What you would think this means is that Ms. Isaacson’s students averaged 3.57 on the test the year before; they were predicted to average 3.69 this year; they actually averaged 3.63, giving her a value added of 0.06 below zero.
Wrong.
These are not averages. For example, the department defines Ms. Isaacson’s 3.57 prior proficiency as “the average prior year proficiency rating of the students who contribute to a teacher’s value added score.”
Right.
The calculation for Ms. Isaacson’s 3.69 predicted score is even more daunting. It is based on 32 variables — including whether a student was “retained in grade before pretest year” and whether a student is “new to city in pretest or post-test year.”
Those 32 variables are plugged into a statistical model that looks like one of those equations that in “Good Will Hunting” only Matt Damon was capable of solving.
The process appears transparent, but it is clear as mud, even for smart lay people like teachers, principals and — I hesitate to say this — journalists.
The last line is the entire problem with this section. It is his job to tell us what he’s talking about in a way we can understand. That is at the core of journalism. Instead he just seems lazy.

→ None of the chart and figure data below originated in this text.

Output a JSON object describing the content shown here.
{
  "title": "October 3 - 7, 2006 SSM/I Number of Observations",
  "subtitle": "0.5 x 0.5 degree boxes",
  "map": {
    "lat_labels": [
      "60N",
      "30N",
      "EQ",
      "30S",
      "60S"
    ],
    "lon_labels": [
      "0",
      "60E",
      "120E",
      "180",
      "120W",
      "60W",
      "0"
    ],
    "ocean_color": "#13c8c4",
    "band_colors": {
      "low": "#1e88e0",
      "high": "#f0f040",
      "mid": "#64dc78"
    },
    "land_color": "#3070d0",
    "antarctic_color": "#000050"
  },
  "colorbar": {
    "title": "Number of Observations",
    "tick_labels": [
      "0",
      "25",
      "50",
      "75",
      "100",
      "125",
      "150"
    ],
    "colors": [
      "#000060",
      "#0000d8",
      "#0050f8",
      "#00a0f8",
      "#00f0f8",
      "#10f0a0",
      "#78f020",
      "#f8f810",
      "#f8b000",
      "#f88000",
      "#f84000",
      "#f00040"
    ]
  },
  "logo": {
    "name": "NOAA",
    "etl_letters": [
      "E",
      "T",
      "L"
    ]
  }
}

For example: “These are not averages. For example, the department defines Ms. Isaacson’s 3.57 prior proficiency as “the average prior year proficiency rating of the students who contribute to a teacher’s value added score.” It is an average. I don’t know how you can say something is not an average and then quote its definition as beginning with the phrase “the average.” Now that whole sentence from DOE is slightly confusing, but I think all it is saying is that 3.57 is the average prior proficiency of all those student who are in the value added model for Isaacson’s effectiveness (important to note here, its not her prior proficiency but that of her students). There are all sorts of reasons that the particular students that she had in her classroom might not be in the model. That is, some students are likely excluded from the model because DOE doesn’t have values for all the other 32 variables or the student has a documented learning disability.

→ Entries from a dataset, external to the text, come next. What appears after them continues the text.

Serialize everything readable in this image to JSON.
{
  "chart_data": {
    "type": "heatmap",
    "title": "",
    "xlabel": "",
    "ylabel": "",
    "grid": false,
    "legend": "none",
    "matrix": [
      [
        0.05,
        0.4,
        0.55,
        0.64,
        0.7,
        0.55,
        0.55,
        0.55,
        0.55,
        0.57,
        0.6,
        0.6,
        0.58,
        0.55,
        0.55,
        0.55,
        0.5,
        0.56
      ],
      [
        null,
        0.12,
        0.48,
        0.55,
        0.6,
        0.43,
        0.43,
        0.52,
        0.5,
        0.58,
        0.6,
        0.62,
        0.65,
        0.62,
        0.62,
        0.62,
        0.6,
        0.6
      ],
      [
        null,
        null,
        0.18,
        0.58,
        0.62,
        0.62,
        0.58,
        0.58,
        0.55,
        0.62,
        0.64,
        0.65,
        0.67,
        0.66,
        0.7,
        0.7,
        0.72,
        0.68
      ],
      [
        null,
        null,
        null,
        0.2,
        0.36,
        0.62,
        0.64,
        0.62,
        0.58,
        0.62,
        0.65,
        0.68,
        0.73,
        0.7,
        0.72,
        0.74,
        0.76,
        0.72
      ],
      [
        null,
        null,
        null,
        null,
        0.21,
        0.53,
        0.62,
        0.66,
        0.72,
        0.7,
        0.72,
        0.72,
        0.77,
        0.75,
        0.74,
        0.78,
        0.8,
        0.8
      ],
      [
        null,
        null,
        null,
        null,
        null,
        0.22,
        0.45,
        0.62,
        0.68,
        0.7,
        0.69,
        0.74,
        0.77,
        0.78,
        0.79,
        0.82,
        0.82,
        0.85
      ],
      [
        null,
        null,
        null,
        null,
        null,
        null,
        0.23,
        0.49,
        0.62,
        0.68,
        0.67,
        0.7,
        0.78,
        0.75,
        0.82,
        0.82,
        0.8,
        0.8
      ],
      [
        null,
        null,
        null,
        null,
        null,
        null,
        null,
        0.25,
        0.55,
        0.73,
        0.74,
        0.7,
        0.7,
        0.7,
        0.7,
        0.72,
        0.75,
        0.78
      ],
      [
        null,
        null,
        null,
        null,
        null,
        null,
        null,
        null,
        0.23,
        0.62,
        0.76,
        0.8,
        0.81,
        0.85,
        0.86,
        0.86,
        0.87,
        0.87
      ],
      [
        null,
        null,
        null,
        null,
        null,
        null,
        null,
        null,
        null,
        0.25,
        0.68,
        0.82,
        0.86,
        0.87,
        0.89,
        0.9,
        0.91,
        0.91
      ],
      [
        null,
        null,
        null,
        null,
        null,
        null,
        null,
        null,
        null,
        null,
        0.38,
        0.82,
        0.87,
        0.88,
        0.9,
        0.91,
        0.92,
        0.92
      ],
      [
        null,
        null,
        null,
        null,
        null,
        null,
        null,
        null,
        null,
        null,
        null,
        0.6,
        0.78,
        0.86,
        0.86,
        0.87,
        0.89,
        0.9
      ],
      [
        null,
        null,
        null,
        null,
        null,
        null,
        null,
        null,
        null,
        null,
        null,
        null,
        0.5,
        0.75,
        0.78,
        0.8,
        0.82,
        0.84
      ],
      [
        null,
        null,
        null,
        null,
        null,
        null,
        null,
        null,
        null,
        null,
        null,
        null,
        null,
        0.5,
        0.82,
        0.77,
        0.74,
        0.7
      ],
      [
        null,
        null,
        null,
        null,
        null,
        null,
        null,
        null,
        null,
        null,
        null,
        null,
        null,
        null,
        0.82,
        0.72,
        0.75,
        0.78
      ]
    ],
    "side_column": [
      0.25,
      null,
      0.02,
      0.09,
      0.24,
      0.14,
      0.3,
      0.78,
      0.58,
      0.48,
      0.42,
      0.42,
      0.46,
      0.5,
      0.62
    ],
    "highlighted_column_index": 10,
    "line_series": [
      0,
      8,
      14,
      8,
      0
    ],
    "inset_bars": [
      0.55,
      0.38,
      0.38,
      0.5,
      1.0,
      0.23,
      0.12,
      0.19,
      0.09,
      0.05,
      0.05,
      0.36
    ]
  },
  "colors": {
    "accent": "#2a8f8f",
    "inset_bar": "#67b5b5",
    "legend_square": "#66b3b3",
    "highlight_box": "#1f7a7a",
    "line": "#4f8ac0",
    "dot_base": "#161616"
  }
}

Value added models are statistically complex – they usually have fixed effects, random effects, shrunken estimates, and much more. They are beyond the statistical expertise of most teachers, administrators, and – yes – journalists. But that isn’t the point. It doesn’t matter that it is a complex model. If that mattered we would be outraged at the fraud detection on our credit cards. No, the real criticism is that value added models are notoriously controversial and, in practice, not very accurate. That’s the attack that should be leveled. As RAND reseachers noted in a often cited review of value added models in education from 2004:
The research base is currently insufficient to support the use of [Value Added Methodology] VAM for high-stakes decisions. We have identified numerous possible sources of error in teacher effects and any attempt to use VAM estimates for high-stakes decisions must be informed by an understanding of these potential errors. However, it is not clear that VAM estimates would be more harmful than the alternative methods currently being used for test-based accountability. At present, it is most important for policymakers, practitioners, and VAM researchers to work together, so that research is informed by the practical needs and constraints facing users of VAM and implementation of the models is informed by an understanding of what inferences and decisions the research currently supports.

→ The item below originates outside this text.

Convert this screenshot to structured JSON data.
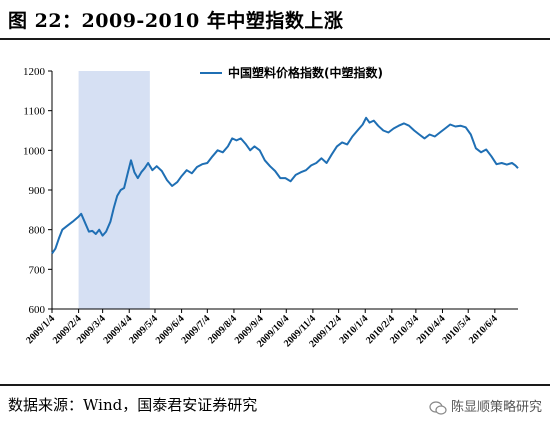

As stands, my first reading was that statistical model that are multivariate regressions with 32 variables are something on the order of “Good Will Hunting,” which is a little extreme. He should note that its not the models complexity but its usefulness that is at stake. Either way, instead of stating a useful point – that DOE is using a limited model in a overly serious fashion or value added models are contentious in the academic education literature – he attacks complexity for complexity’s stake.
The article does note the ridiculously large margin of error on these teacher reports: “Moreover, as the city indicates on the data reports, there is a large margin of error. So Ms. Isaacson’s 7th percentile could actually be as low as zero or as high as the 52nd percentile — a score that could have earned her tenure.” If your margin of error is that big, I would agree that you shouldn’t be making tenure decisions based on it.
More generally, I think he misses the point that Isaacson could be a bad teacher despite the glowing anecdotes. She could work really hard but teach very smart students and not teach them all that much year-over-year. We don’t know, that’s true, because the DOE is using a model with a lot of kinks and a crazy margin of error, but that is different than knowing she’s a good teacher, which is what the article suggests.